Significant. @Keir_Starmer on Iran/Israel: "If diplomacy takes centre stage, and it must, then we also need to be clear diplomatic premises should not be targeted and attacked. That is a point of principle."
Clear signal Israel was wrong to bomb Iranian. consulate in Damascus

— Paul Waugh (@paulwaugh) April 15, 2024

Significant. @Keir_Starmer on Iran/Israel: “If diplomacy takes centre stage, and it must, then we also need to be clear diplomatic premises should not be targeted and attacked. That is a point of principle.”
Clear signal Israel was wrong to bomb Iranian. consulate in Damascus

Zarah Sultana (Lab) asks Sunak if Alicia Kearns, the Tory chair of the foreign affairs committee, was right when she said recently that the government has been told by its lawyers that Israel is in breach of international law.

Sunak says he is happy to address this directly. He says the UK’s position on arms export licences for Israel has not changed and that the current position (allowing exports) is in line with the latest legal assessment.

George Galloway criticises Sunak for not condemning Israeli attack on Iranian consulate in Syria

George Galloway, the Workers Party of Britain, criticises Sunak for not condemning the Israeli destruction of the Iranian embassy in Damascus in his statement. And he says Keir Starmer did not raise this point either. He says Kay Burley on Sky News is the only person to have raised this with a government minister. (See 12.07pm.)

Sunak criticises Galloway for not condeming the Iranian attack. And he says there is “no equivalence … whatsoever” between what Israel did and what Iran did and “to suggest otherwise it’s simply wrong”.

Ben Wallace, the Tory former defence secretary, says Ukraine is also being threatened by Iranian-made drones. He says Israel has refused to support Ukraine. Given that the RAF acted to support Israel, will the PM urge Israel to help Ukraine at its moment of need?

Sunak says he will pass on this point when he speaks to the Israeli PM.

Suella Braverman, the Tory former home secretary, said she visisted Israel two weeks ago. She says since 7 October Iranian-backed Hezbolla has fired 4,000 rockets into northern Israel. She asks why the government has not proscribed the IRGC.

Sunak says the government does not comment on potential proscription decisions.
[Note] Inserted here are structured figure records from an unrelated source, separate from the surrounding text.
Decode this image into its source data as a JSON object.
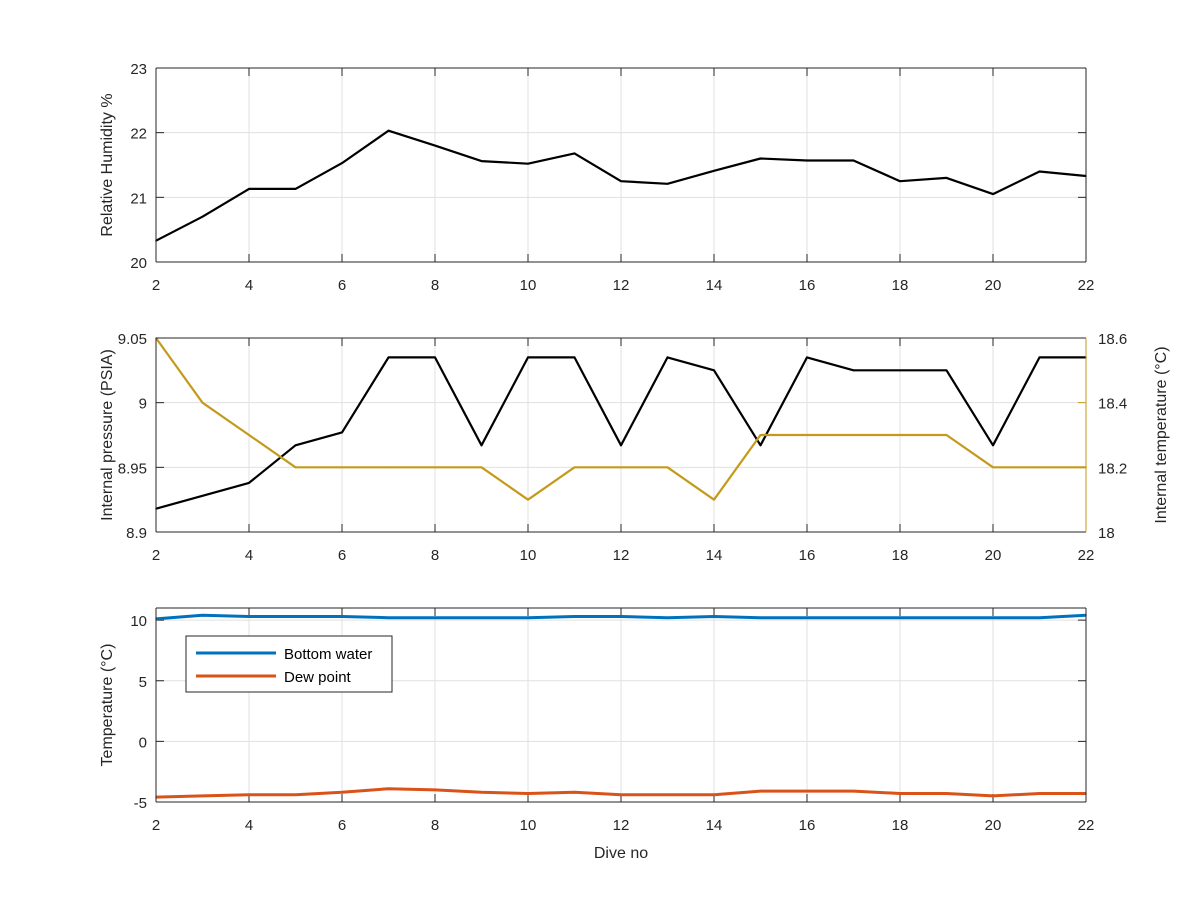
{
  "chart_data": [
    {
      "type": "line",
      "x": [
        2,
        3,
        4,
        5,
        6,
        7,
        8,
        9,
        10,
        11,
        12,
        13,
        14,
        15,
        16,
        17,
        18,
        19,
        20,
        21,
        22
      ],
      "xlim": [
        2,
        22
      ],
      "xticks": [
        "2",
        "4",
        "6",
        "8",
        "10",
        "12",
        "14",
        "16",
        "18",
        "20",
        "22"
      ],
      "ylim": [
        20,
        23
      ],
      "yticks": [
        "20",
        "21",
        "22",
        "23"
      ],
      "ylabel": "Relative Humidity %",
      "grid": true,
      "series": [
        {
          "color": "#000000",
          "values": [
            20.33,
            20.7,
            21.13,
            21.13,
            21.53,
            22.03,
            21.8,
            21.56,
            21.52,
            21.68,
            21.25,
            21.21,
            21.41,
            21.6,
            21.57,
            21.57,
            21.25,
            21.3,
            21.05,
            21.4,
            21.33
          ]
        }
      ]
    },
    {
      "type": "line",
      "x": [
        2,
        3,
        4,
        5,
        6,
        7,
        8,
        9,
        10,
        11,
        12,
        13,
        14,
        15,
        16,
        17,
        18,
        19,
        20,
        21,
        22
      ],
      "xlim": [
        2,
        22
      ],
      "xticks": [
        "2",
        "4",
        "6",
        "8",
        "10",
        "12",
        "14",
        "16",
        "18",
        "20",
        "22"
      ],
      "ylim": [
        8.9,
        9.05
      ],
      "yticks": [
        "8.9",
        "8.95",
        "9",
        "9.05"
      ],
      "ylabel": "Internal pressure (PSIA)",
      "ylim_right": [
        18,
        18.6
      ],
      "yticks_right": [
        "18",
        "18.2",
        "18.4",
        "18.6"
      ],
      "ylabel_right": "Internal temperature (°C)",
      "right_axis_color": "#c59a1b",
      "grid": true,
      "series": [
        {
          "axis": "left",
          "color": "#000000",
          "values": [
            8.918,
            8.928,
            8.938,
            8.967,
            8.977,
            9.035,
            9.035,
            8.967,
            9.035,
            9.035,
            8.967,
            9.035,
            9.025,
            8.967,
            9.035,
            9.025,
            9.025,
            9.025,
            8.967,
            9.035,
            9.035
          ]
        },
        {
          "axis": "right",
          "color": "#c59a1b",
          "values": [
            18.6,
            18.4,
            18.3,
            18.2,
            18.2,
            18.2,
            18.2,
            18.2,
            18.1,
            18.2,
            18.2,
            18.2,
            18.1,
            18.3,
            18.3,
            18.3,
            18.3,
            18.3,
            18.2,
            18.2,
            18.2
          ]
        }
      ]
    },
    {
      "type": "line",
      "x": [
        2,
        3,
        4,
        5,
        6,
        7,
        8,
        9,
        10,
        11,
        12,
        13,
        14,
        15,
        16,
        17,
        18,
        19,
        20,
        21,
        22
      ],
      "xlim": [
        2,
        22
      ],
      "xticks": [
        "2",
        "4",
        "6",
        "8",
        "10",
        "12",
        "14",
        "16",
        "18",
        "20",
        "22"
      ],
      "ylim": [
        -5,
        11
      ],
      "yticks": [
        "-5",
        "0",
        "5",
        "10"
      ],
      "ylabel": "Temperature (°C)",
      "xlabel": "Dive no",
      "grid": true,
      "legend": "top-left",
      "series": [
        {
          "name": "Bottom water",
          "color": "#0072bd",
          "values": [
            10.1,
            10.4,
            10.3,
            10.3,
            10.3,
            10.2,
            10.2,
            10.2,
            10.2,
            10.3,
            10.3,
            10.2,
            10.3,
            10.2,
            10.2,
            10.2,
            10.2,
            10.2,
            10.2,
            10.2,
            10.4
          ]
        },
        {
          "name": "Dew point",
          "color": "#d95319",
          "values": [
            -4.6,
            -4.5,
            -4.4,
            -4.4,
            -4.2,
            -3.9,
            -4.0,
            -4.2,
            -4.3,
            -4.2,
            -4.4,
            -4.4,
            -4.4,
            -4.1,
            -4.1,
            -4.1,
            -4.3,
            -4.3,
            -4.5,
            -4.3,
            -4.3
          ]
        }
      ]
    }
  ]
}
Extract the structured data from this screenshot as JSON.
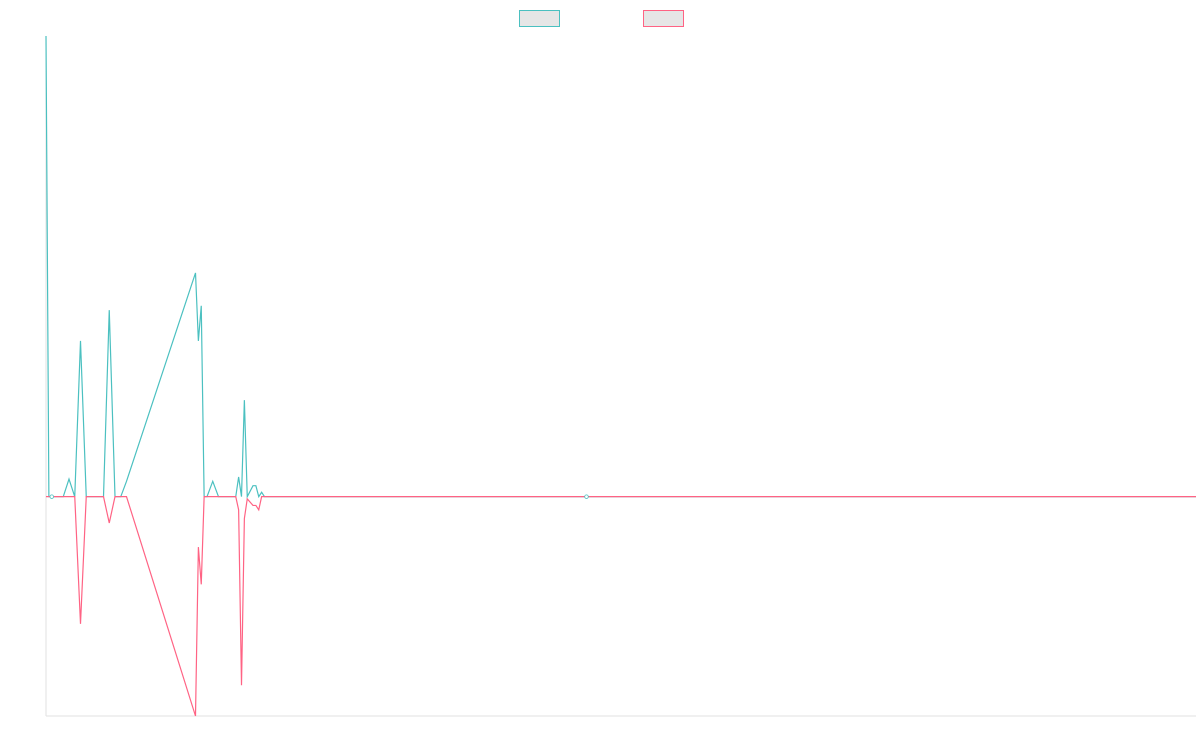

But the government does take the threat from Iran seriously, he says.

Sunak criticises SNP for saying Iran and Israel both guilty of using disproportionate levels of violence

Mhairi Black, the SNP’s deputy leader at Westminster, starts by condemning the acts of violence perpetrated by Iran.

But she says if acts of violence by Iran are to be condemned, acts of violence by Israel should be condemned too. And she says that, if sending hundreds of missiles and drones was disproportionate as a response to “an isolated attack on an embassy”, then what is happening in Gaza is also disproportionate as a response to the Hamas attack of 7 October.

In response, Sunak said it was wrong to imply an “equivalence” between Iran and Israel.

Sunak is replying to Starmer.

On the point about the IRGC, he says he and other G7 leaders agreed yesterday to work on further measures to counter Iran and its agencies. He goes on:

It was agreed that we should coordinate those actions and that work is now underway, and obviously at the appropriate time I’ll will update the house.